Depois da passagem pela Câmara dos Deputados com Jair, Ana Cristina foi chefe de gabinete do vereador Carlos Bolsonaro por sete anos. Ela e Zero Dois também são investigados pelo MP pela prática de rachadinha. Antes de o STF praticamente reverter à estaca zero a apuração sobre o esquema no gabinete de Flávio, este foi denunciado por lavagem de dinheiro, formação de quadrilha e organização criminosa. Queiroz chegou a ser preso preventivamente enquanto se refugiava num imóvel de Frederick Wassef, advogado de Jair e Flávio Bolsonaro.
Jacaré conta que, ainda no governo de transição, Bolsonaro ouviu de um auxiliar que Zero Um poderia ser condenado a vinte anos de cadeia e ficou entre preocupado e emocionalmente fragilizado diante da previsão. Desde então o caso paira como uma sombra ameaçadora sobre o presidente, seu governo e sua família. Nas palavras do amigo, “Bolsonaro vive na corda bamba” e tem convicção de que ninguém acreditará que ele e os filhos não sabiam de nada do que ocorria dentro de seus respectivos gabinetes. “Não tem como reagir. Vai fazer o que para desmanchar isso aí? É como um beco sem saída. Ela fez uma merda, eles assinaram sem saber, e agora vão pagar caro por isso. Acho que ele vai ter problema se não for reeleito. Vai tudo cair, vai perder o foro privilegiado e tal.”

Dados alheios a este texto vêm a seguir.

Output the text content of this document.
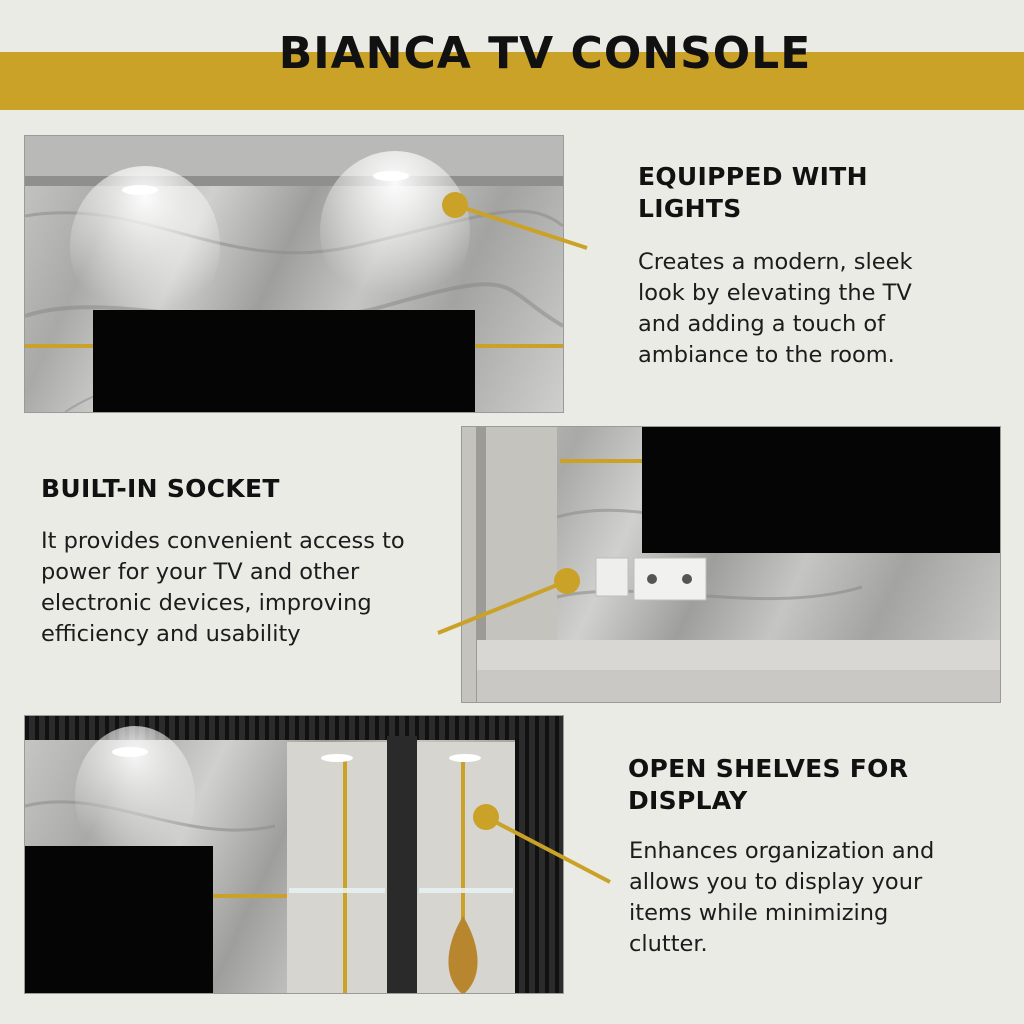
BIANCA TV CONSOLE
EQUIPPED WITH
LIGHTS
Creates a modern, sleek
look by elevating the TV
and adding a touch of
ambiance to the room.
BUILT-IN SOCKET
It provides convenient access to
power for your TV and other
electronic devices, improving
efficiency and usability
OPEN SHELVES FOR
DISPLAY
Enhances organization and
allows you to display your
items while minimizing
clutter.
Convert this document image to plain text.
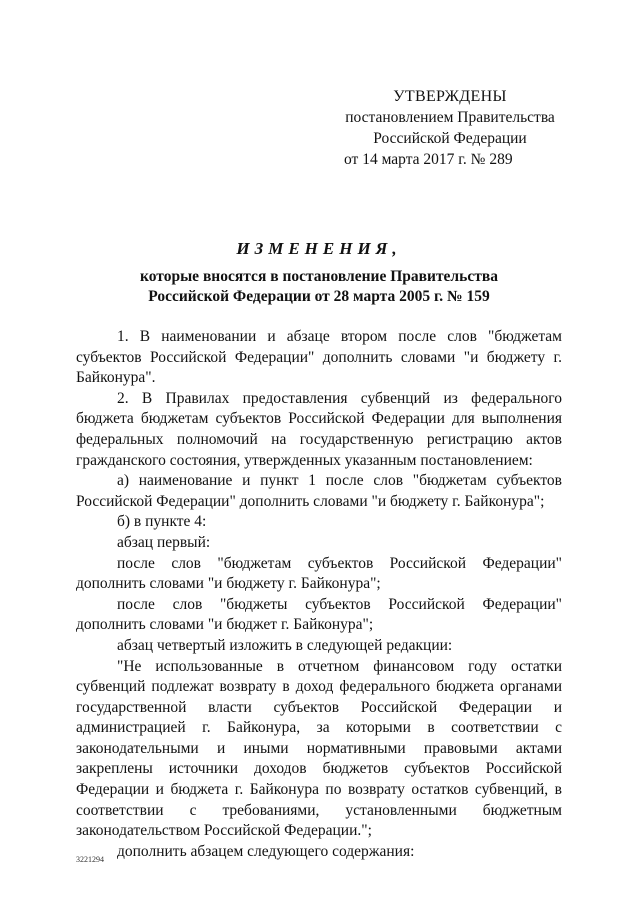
УТВЕРЖДЕНЫ
постановлением Правительства
Российской Федерации
от 14 марта 2017 г. № 289
ИЗМЕНЕНИЯ,
которые вносятся в постановление Правительства
Российской Федерации от 28 марта 2005 г. № 159

1. В наименовании и абзаце втором после слов "бюджетам субъектов Российской Федерации" дополнить словами "и бюджету г. Байконура".

2. В Правилах предоставления субвенций из федерального бюджета бюджетам субъектов Российской Федерации для выполнения федеральных полномочий на государственную регистрацию актов гражданского состояния, утвержденных указанным постановлением:

а) наименование и пункт 1 после слов "бюджетам субъектов Российской Федерации" дополнить словами "и бюджету г. Байконура";

б) в пункте 4:

абзац первый:

после слов "бюджетам субъектов Российской Федерации" дополнить словами "и бюджету г. Байконура";

после слов "бюджеты субъектов Российской Федерации" дополнить словами "и бюджет г. Байконура";

абзац четвертый изложить в следующей редакции:

"Не использованные в отчетном финансовом году остатки субвенций подлежат возврату в доход федерального бюджета органами государственной власти субъектов Российской Федерации и администрацией г. Байконура, за которыми в соответствии с законодательными и иными нормативными правовыми актами закреплены источники доходов бюджетов субъектов Российской Федерации и бюджета г. Байконура по возврату остатков субвенций, в соответствии с требованиями, установленными бюджетным законодательством Российской Федерации.";

дополнить абзацем следующего содержания:

3221294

Jacaré diz ainda que Ana Cristina chantageia o presidente. Exige dinheiro e outras vantagens para não contar o que sabe. Ela teria, inclusive, ido algumas vezes ao cercadinho do Palácio da Alvorada, onde Bolsonaro interage com apoiadores, para ser vista e percebida pelo mandatário. Só para lembrá-lo, de acordo com Jacaré, dos segredos que unem os dois até hoje e podem complicar a vida do ex-marido. “Ela é muito perigosa. É uma mulher que quer dinheiro a todo custo. Às vezes, ela vai ao cercadinho, frequenta o cercadinho. É uma forma de chantagem, lógico que é chantagem. A gente nem toca nesse assunto pra não deixar o cara de cabeça quente”.
A relação de Bolsonaro com a ex-mulher não é das mais tranquilas. Os dois se envolveram num divórcio litigioso em que, conforme revelado por VEJA em 2018, Ana Cristina acusou o marido de, entre joias e outras coisas, ter um patrimônio incompatível com a própria renda. No processo, ela anexou uma relação de bens e a declaração do imposto de renda de Bolsonaro, demostrando que o patrimônio do casal incluía três casas, um apartamento, uma sala comercial e cinco lotes de terra que o deputado havia “esquecido” de relatar à Justiça Eleitoral. Sua remuneração mensal, por exemplo, seria de R$ 100 mil — quase três vezes mais do que ele recebia, na época, como parlamentar e aposentado do Exército.
Acusada agora por Jacaré de chefiar a rachadinha em três gabinetes da família, Ana Cristina não disse à Justiça de onde vinha a diferença de valores e recuou dessa história, dizendo que estava brava com o ex-marido. Nos últimos tempos, embora distantes, Bolsonaro e Ana Cristina não se atacam. Após a separação, ela viveu um tempo no exterior, casou-se outra vez e, em 2018, utilizando o sobrenome Bolsonaro, tentou uma vaga na Câmara dos Deputados (obteve apenas 4.555 votos).
Em agosto do ano passado, VEJA revelou que Ana Cristina vive em uma confortável mansão no Lago Sul, bairro nobre de Brasília, com o filho Jair Renan, o Zero Quatro, também investigado por receber vantagens de empresários com interesses no governo federal. “Ela também usa o menino para fazer dinheiro”, dispara Jacaré.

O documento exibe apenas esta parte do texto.